Disadvantages of NdFeB magnets:

• Brittleness is one of their disadvantages. Upon strong impact they can break. We advise keeping them in a steel housing, which not only secures them against impacts but also raises their durability
• When exposed to high temperature, neodymium magnets suffer a drop in power. Often, when the temperature exceeds 80°C, their strength decreases (depending on the size and shape of the magnet). For those who need magnets for extreme conditions, we offer [AH] versions withstanding up to 230°C
• They oxidize in a humid environment. For use outdoors we advise using waterproof magnets e.g. in rubber, plastic
• Due to limitations in creating threads and complicated shapes in magnets, we propose using casing - magnetic mount.
• Possible danger resulting from small fragments of magnets pose a threat, if swallowed, which becomes key in the context of child health protection. Furthermore, tiny parts of these products are able to complicate diagnosis medical in case of swallowing.
• Higher cost of purchase is one of the disadvantages compared to ceramic magnets, especially in budget applications

Maximum lifting force for a neodymium magnet – what it depends on?

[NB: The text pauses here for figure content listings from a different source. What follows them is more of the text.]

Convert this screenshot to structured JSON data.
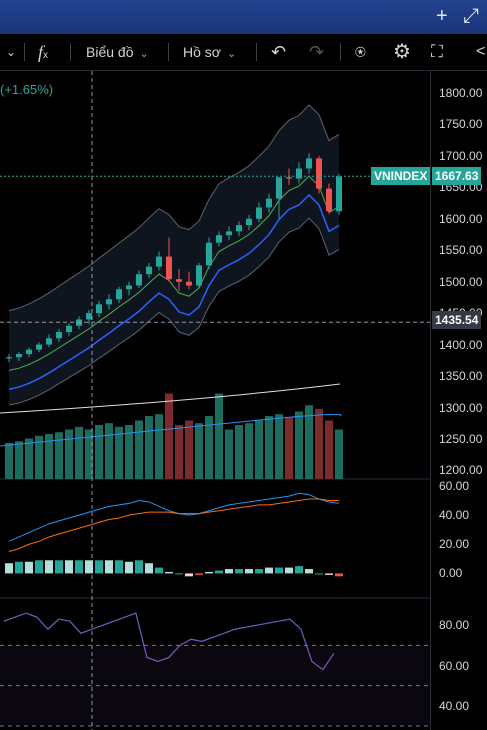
{
  "topbar": {
    "plus_icon": "+",
    "expand_icon": "⤢"
  },
  "toolbar": {
    "chev_left": "⌄",
    "fx_label": "f",
    "fx_sub": "x",
    "chart_label": "Biểu đồ",
    "profile_label": "Hồ sơ",
    "undo_icon": "↶",
    "redo_icon": "↷",
    "snapshot_icon": "⍟",
    "settings_icon": "⚙",
    "fullscreen_icon": "⛶",
    "share_icon": "<"
  },
  "price_change": "(+1.65%)",
  "main_scale": {
    "ticks": [
      "1800.00",
      "1750.00",
      "1700.00",
      "1650.00",
      "1600.00",
      "1550.00",
      "1500.00",
      "1450.00",
      "1400.00",
      "1350.00",
      "1300.00",
      "1250.00",
      "1200.00"
    ]
  },
  "macd_scale": {
    "ticks": [
      "60.00",
      "40.00",
      "20.00",
      "0.00"
    ]
  },
  "rsi_scale": {
    "ticks": [
      "80.00",
      "60.00",
      "40.00"
    ]
  },
  "symbol_tag": "VNINDEX",
  "last_price": "1667.63",
  "crosshair_price": "1435.54",
  "colors": {
    "up": "#26a69a",
    "down": "#ef5350",
    "accent": "#1e3a8a",
    "rsi": "#7e57c2"
  },
  "chart_data": {
    "type": "candlestick",
    "ylim": [
      1180,
      1820
    ],
    "candles": [
      [
        1378,
        1385,
        1372,
        1380
      ],
      [
        1380,
        1388,
        1374,
        1385
      ],
      [
        1385,
        1395,
        1380,
        1392
      ],
      [
        1392,
        1404,
        1388,
        1400
      ],
      [
        1400,
        1416,
        1396,
        1410
      ],
      [
        1410,
        1425,
        1404,
        1420
      ],
      [
        1420,
        1434,
        1414,
        1430
      ],
      [
        1430,
        1445,
        1425,
        1440
      ],
      [
        1440,
        1455,
        1432,
        1450
      ],
      [
        1450,
        1470,
        1444,
        1464
      ],
      [
        1464,
        1480,
        1456,
        1472
      ],
      [
        1472,
        1492,
        1466,
        1488
      ],
      [
        1488,
        1500,
        1478,
        1494
      ],
      [
        1494,
        1518,
        1490,
        1512
      ],
      [
        1512,
        1530,
        1506,
        1524
      ],
      [
        1524,
        1548,
        1518,
        1540
      ],
      [
        1540,
        1570,
        1500,
        1504
      ],
      [
        1504,
        1520,
        1486,
        1500
      ],
      [
        1500,
        1516,
        1488,
        1494
      ],
      [
        1494,
        1530,
        1490,
        1526
      ],
      [
        1526,
        1570,
        1520,
        1562
      ],
      [
        1562,
        1580,
        1556,
        1574
      ],
      [
        1574,
        1588,
        1566,
        1580
      ],
      [
        1580,
        1596,
        1572,
        1590
      ],
      [
        1590,
        1606,
        1582,
        1600
      ],
      [
        1600,
        1626,
        1594,
        1618
      ],
      [
        1618,
        1640,
        1610,
        1632
      ],
      [
        1632,
        1664,
        1600,
        1666
      ],
      [
        1666,
        1680,
        1654,
        1664
      ],
      [
        1664,
        1690,
        1656,
        1680
      ],
      [
        1680,
        1704,
        1672,
        1696
      ],
      [
        1696,
        1700,
        1640,
        1648
      ],
      [
        1648,
        1656,
        1608,
        1612
      ],
      [
        1612,
        1672,
        1606,
        1667
      ]
    ],
    "macd_range": [
      -10,
      62
    ],
    "macd": [
      22,
      25,
      28,
      31,
      34,
      36,
      38,
      40,
      42,
      44,
      46,
      47,
      48,
      50,
      49,
      46,
      43,
      41,
      40,
      41,
      43,
      45,
      47,
      48,
      49,
      50,
      51,
      52,
      53,
      55,
      54,
      51,
      49,
      48
    ],
    "signal": [
      15,
      17,
      20,
      22,
      25,
      27,
      29,
      31,
      33,
      35,
      37,
      38,
      40,
      41,
      42,
      42,
      42,
      41,
      41,
      41,
      42,
      43,
      44,
      45,
      46,
      47,
      47,
      48,
      49,
      50,
      51,
      51,
      50,
      50
    ],
    "histogram": [
      7,
      8,
      8,
      9,
      9,
      9,
      9,
      9,
      9,
      9,
      9,
      9,
      8,
      9,
      7,
      4,
      1,
      0,
      -2,
      -1,
      1,
      2,
      3,
      3,
      3,
      3,
      4,
      4,
      4,
      5,
      3,
      0,
      -1,
      -2
    ],
    "rsi_range": [
      30,
      92
    ],
    "rsi": [
      82,
      84,
      86,
      84,
      78,
      83,
      82,
      76,
      78,
      80,
      82,
      84,
      86,
      64,
      62,
      64,
      70,
      73,
      72,
      74,
      76,
      78,
      79,
      80,
      81,
      82,
      83,
      78,
      62,
      58,
      66
    ]
  }
}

Magnet power was determined for the most favorable conditions, assuming:

• on a plate made of mild steel, perfectly concentrating the magnetic flux
• with a cross-section no less than 10 mm
• characterized by lack of roughness
• without any clearance between the magnet and steel
• during detachment in a direction vertical to the plane
• at ambient temperature approx. 20 degrees Celsius

Determinants of practical lifting force of a magnet

Real force impacted by working environment parameters, including (from priority):

• Air gap (between the magnet and the metal), since even a tiny clearance (e.g. 0.5 mm) leads to a drastic drop in force by up to 50% (this also applies to varnish, corrosion or debris).
• Force direction – catalog parameter refers to pulling vertically. When slipping, the magnet exhibits much less (often approx. 20-30% of nominal force).
• Substrate thickness – for full efficiency, the steel must be sufficiently thick. Thin sheet restricts the lifting capacity (the magnet "punches through" it).
• Chemical composition of the base – low-carbon steel attracts best. Higher carbon content decrease magnetic properties and lifting capacity.
• Surface condition – smooth surfaces ensure maximum contact, which increases field saturation. Rough surfaces reduce efficiency.
• Temperature influence – high temperature reduces pulling force. Too high temperature can permanently demagnetize the magnet.

* Lifting capacity testing was conducted on a smooth plate of optimal thickness, under a perpendicular pulling force, in contrast under attempts to slide the magnet the lifting capacity is smaller. Additionally, even a small distance {between} the magnet’s surface and the plate decreases the holding force.